Prior to launch, EA explained how it was “never going to be a viable option” to create CFB 25’s thousands of players manually by scanning them all into the game and using human hands alone to do it. Instead, EA used AI and a machine-learning toolset to create the character models. EA inputted “hundreds” of head shapes, hairstyles, skin tones, complexions, beards, and brows into the model. Using this data, along with a single reference photo of the athlete or coach in question, EA said it was able to create the player likenesses in the game.
In total, College Football 25 features about 11,390 real players, along with 5,000 or so player models for coaches, fans, and created players, totaling more than 16,000 character models.
College Football 25 was in development for years, but things really ramped up in February 2024 when EA signed Name, Image, and Likeness (NIL) deals with college athletes for the game. That happened just five months before the game launched in July 2024. Using machine-learning and AI was critical in helping get College Football 25 out the door on time and at the desired level of quality, Wilson said.
The executive gave this answer in response to a question about why EA decided to make College Football 25 exclusive to PS5 and Xbox Series X|S, instead of bringing the game to multiple generations of consoles. Wilson said EA decided to focus on PS5 and Xbox Series X|S because that is where “the player communities are showing up at the greatest level.”
“And the uptake that we’ve seen across the new platforms would suggest that the platform decisions we made were the right ones,” Wilson said. College Football 25 reached 5 million players in its first week alone.
Before this, Wilson spoke about how AI could positively benefit EA’s games going forward, even if there is a human cost to this as well via layoffs and other job displacement.
Wilson said EA conducted a study across all of its development processes and found that 60% of development processes have a “high feasibility” of being positively impacted by generative AI. As an example, Wilson said in the past it took six months to develop a stadium in one of its sports games, and now it takes six weeks. In the future, it could take six days, he said.
EA’s ambition, Wilson said, is to use generative AI to make its development processes 30% more efficient. Wilson said EA’s development teams are driven by the desire to “get to the fun faster” and release games faster. The aim is to “get to greatness much more quickly,” he said.

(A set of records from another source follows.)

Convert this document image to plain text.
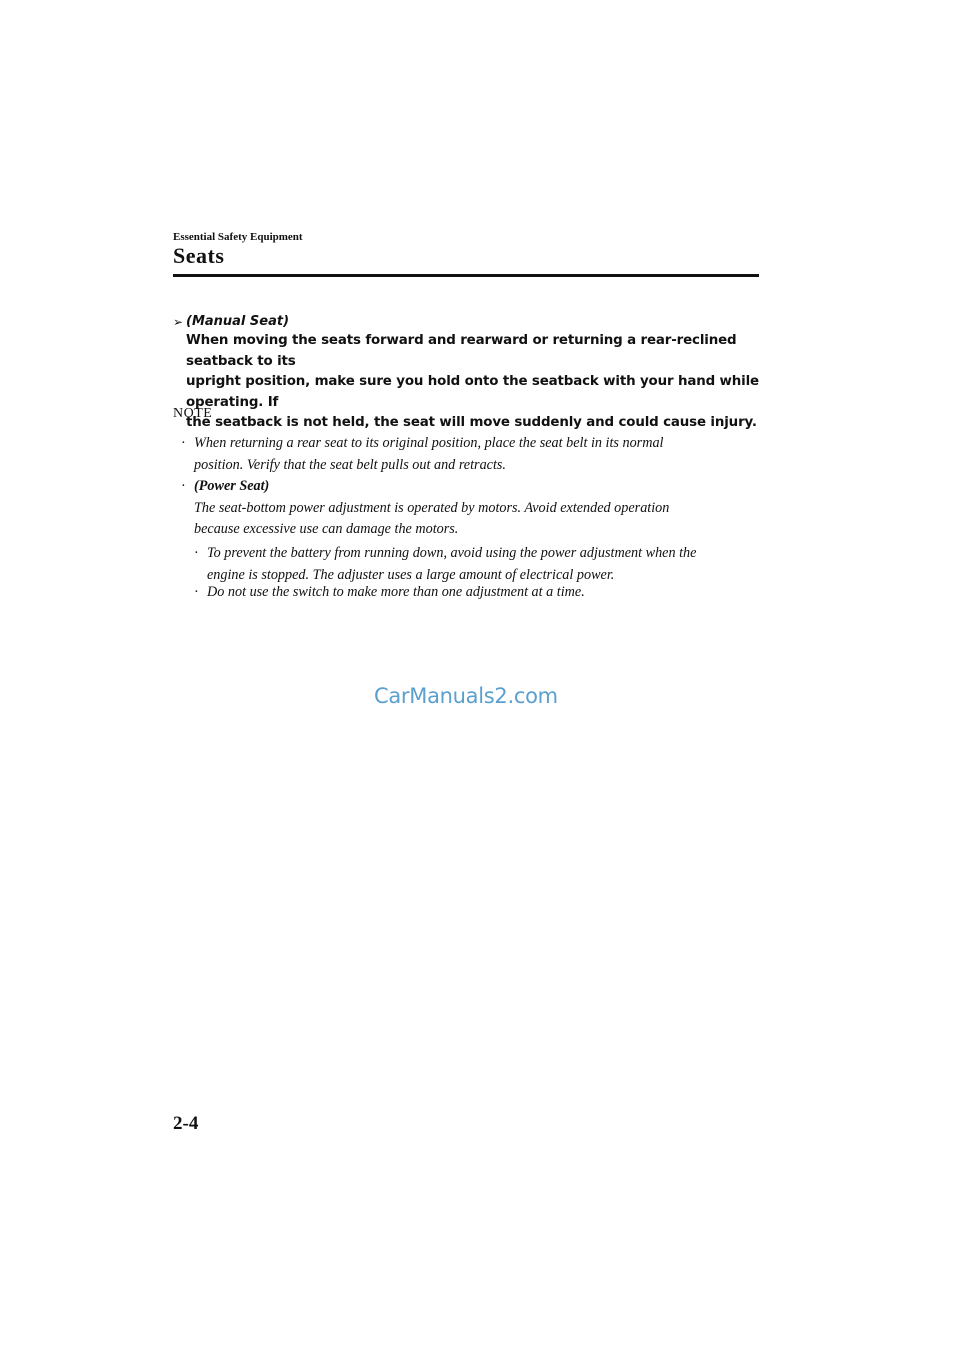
Essential Safety Equipment
Seats
➢ (Manual Seat)
When moving the seats forward and rearward or returning a rear-reclined seatback to its
upright position, make sure you hold onto the seatback with your hand while operating. If
the seatback is not held, the seat will move suddenly and could cause injury.
NOTE
· When returning a rear seat to its original position, place the seat belt in its normal
position. Verify that the seat belt pulls out and retracts.
· (Power Seat)
The seat-bottom power adjustment is operated by motors. Avoid extended operation
because excessive use can damage the motors.
· To prevent the battery from running down, avoid using the power adjustment when the
engine is stopped. The adjuster uses a large amount of electrical power.
· Do not use the switch to make more than one adjustment at a time.
CarManuals2.com
2-4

Prior to this, Wilson warned that advances to AI would lead to job losses. Wilson said the “fear of displacement of the workforce” is a legitimate issue as it pertains to AI. He said history has shown that major revolutions like the agricultural revolution and the industrial revolution led to “displacement” in the workforce in the near term and then “meaningful increases” in job opportunities down the road. AI could follow a similar trajectory, Wilson said.
EA is not alone in its admiration for AI. Microsoft is heavily invested in AI and has said AI will be baked into every product it makes going forward, including Xbox. Microsoft also implemented mass layoffs around the same time of pushing further into AI.
Video game actors and performers are now on strike in part over concerns about AI. Wilson, however, is not very worried about it.